Tome Scientific Building Room 219
Professor English's research interests focus on the dynamics of nonlinear lattices and networks. Physical systems under investigation range from the microscopic (magnetic crystals / spin lattices) to the macroscopic (coupled pendulum arrays). Driven electrical lattices - comprised of inductors and diodes - have been a recent experimental focus; here we study the spontaneous emergence of highly localized voltage-patterns. A recent numerical project modeled learning in a neural network.
PHYS 109 Astronomy w/Lab
Introduction to the modern concepts of the physical nature of the astronomical universe. Historical development of astronomical ideas and origin and evolution of the solar system. A terminal laboratory course for non-science students. Three hours classroom, one two-hour laboratory a week. This course will not count toward major requirements in physics.This course fulfills either the Lab Sciences (Division III) distribution requirement or QR graduation requirement.

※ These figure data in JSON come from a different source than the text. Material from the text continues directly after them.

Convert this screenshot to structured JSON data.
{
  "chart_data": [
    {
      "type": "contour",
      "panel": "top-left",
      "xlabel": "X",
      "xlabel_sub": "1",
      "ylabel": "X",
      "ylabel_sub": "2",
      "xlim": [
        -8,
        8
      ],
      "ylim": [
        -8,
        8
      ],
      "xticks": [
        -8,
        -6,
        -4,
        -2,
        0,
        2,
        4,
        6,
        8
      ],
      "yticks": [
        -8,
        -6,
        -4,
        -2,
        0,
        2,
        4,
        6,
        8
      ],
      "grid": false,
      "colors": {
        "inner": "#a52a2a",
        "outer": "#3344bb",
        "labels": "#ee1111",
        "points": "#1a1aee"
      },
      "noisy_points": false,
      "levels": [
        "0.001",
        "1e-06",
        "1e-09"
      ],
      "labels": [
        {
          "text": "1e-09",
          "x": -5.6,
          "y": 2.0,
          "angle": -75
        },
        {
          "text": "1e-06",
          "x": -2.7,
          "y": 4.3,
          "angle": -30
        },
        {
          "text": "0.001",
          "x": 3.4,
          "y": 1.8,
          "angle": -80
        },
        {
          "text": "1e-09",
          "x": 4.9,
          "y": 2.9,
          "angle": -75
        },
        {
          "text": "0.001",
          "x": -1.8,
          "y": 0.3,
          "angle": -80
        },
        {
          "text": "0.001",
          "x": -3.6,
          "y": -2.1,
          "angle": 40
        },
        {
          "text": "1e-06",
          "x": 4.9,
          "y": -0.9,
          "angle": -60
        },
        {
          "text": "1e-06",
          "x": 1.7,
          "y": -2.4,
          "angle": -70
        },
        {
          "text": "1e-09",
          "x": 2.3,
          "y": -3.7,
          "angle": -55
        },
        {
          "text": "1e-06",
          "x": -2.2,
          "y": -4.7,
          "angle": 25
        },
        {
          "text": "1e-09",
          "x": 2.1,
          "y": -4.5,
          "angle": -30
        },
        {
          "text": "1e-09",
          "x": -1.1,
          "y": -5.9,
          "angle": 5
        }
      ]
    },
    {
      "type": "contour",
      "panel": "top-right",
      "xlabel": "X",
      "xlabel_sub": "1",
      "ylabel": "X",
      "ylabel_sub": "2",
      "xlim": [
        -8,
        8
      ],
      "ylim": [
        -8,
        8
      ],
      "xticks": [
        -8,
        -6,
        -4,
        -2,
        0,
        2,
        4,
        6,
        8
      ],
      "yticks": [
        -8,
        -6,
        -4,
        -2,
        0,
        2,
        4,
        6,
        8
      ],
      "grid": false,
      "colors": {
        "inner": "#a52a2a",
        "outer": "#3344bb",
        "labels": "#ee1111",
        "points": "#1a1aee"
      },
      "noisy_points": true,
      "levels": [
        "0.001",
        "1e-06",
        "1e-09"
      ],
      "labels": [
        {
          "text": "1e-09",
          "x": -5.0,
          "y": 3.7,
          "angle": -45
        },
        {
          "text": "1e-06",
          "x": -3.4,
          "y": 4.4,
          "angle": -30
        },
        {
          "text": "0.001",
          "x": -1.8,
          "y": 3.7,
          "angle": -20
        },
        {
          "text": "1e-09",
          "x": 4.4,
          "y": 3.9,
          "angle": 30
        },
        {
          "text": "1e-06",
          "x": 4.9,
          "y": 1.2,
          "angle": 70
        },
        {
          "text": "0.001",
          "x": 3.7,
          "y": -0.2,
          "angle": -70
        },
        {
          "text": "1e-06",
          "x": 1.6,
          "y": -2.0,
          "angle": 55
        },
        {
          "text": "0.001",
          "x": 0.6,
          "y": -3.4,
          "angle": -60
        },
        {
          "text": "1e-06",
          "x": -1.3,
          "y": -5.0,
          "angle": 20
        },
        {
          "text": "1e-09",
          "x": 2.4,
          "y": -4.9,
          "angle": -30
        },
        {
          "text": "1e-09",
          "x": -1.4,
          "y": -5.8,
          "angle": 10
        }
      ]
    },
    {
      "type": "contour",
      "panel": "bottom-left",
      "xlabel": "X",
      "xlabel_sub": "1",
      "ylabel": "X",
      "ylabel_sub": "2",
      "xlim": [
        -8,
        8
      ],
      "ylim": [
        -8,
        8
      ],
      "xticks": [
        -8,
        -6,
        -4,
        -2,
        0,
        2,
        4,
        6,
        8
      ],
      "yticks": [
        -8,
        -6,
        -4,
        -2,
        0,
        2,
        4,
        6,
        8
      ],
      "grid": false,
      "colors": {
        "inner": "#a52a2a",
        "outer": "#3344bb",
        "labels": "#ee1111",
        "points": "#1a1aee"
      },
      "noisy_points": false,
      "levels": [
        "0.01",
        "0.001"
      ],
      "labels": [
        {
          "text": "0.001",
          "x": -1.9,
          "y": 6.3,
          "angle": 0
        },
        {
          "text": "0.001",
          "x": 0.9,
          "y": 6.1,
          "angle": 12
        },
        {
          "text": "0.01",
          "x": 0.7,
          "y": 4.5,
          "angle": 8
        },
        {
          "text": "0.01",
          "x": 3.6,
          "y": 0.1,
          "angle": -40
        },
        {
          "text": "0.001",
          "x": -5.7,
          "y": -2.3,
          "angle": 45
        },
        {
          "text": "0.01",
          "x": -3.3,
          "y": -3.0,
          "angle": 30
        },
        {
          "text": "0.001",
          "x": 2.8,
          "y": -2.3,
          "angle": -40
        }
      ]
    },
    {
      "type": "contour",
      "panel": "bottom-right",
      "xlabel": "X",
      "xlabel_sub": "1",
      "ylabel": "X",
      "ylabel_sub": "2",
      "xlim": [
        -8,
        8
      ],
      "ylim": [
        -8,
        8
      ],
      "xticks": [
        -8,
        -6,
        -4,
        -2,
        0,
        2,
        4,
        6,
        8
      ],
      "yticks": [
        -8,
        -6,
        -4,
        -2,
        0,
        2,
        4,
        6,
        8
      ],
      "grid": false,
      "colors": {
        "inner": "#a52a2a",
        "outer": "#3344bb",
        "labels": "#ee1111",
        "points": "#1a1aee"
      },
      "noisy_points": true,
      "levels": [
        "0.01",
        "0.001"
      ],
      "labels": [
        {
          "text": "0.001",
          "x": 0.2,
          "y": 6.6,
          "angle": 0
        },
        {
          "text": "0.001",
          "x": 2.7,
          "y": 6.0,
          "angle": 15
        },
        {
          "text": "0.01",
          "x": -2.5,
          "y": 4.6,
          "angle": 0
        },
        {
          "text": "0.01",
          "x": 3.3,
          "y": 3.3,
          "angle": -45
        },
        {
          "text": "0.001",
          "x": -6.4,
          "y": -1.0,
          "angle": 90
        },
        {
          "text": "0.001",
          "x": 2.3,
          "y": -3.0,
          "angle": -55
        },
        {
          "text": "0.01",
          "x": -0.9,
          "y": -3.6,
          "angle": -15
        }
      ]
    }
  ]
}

PHYS 131 Introductory Physics
An introduction to basic physics topics using the workshop method. This method combines inquiry-based cooperative learning with the comprehensive use of computer tools for data acquisition, data analysis and mathematical modeling. Kinematics, Newton's Laws of motion, conservation laws, rotational motion, and oscillations are studied during the first semester. Additional topics in chaos or nuclear radiation are introduced. Basic calculus concepts are used throughout the course. Recommended for physical science, mathematics, and pre-engineering students and for biology majors preparing for graduate study. Three two-hour sessions per week. Because of the similarity in course content, students will not receive graduation credit for both 131 and 141. Prerequisite: Completion of, or concurrent enrollment in, MATH 151 or 170. This course fulfills either the Lab Sciences (Division III) distribution requirement or QR graduation requirement.
PHYS 311 Dynamics & Chaos
A project-oriented study of advanced classical mechanics using vector calculus and including an introduction to the analysis of chaotic systems. Topics might include particle dynamics in one, two and three dimensions; harmonic oscillators and chaos theory; central force motion; collisions and conservation laws; rigid body motion; and rotating coordinate systems. Possible examples of projects include projectile motion with air resistance; motion of a chaotic pendulum; and motion in a non-inertial reference frame. Prerequisite: 211 and 282 or permission of the instructor. This course fulfills the QR graduation requirement. Normally offered every other year.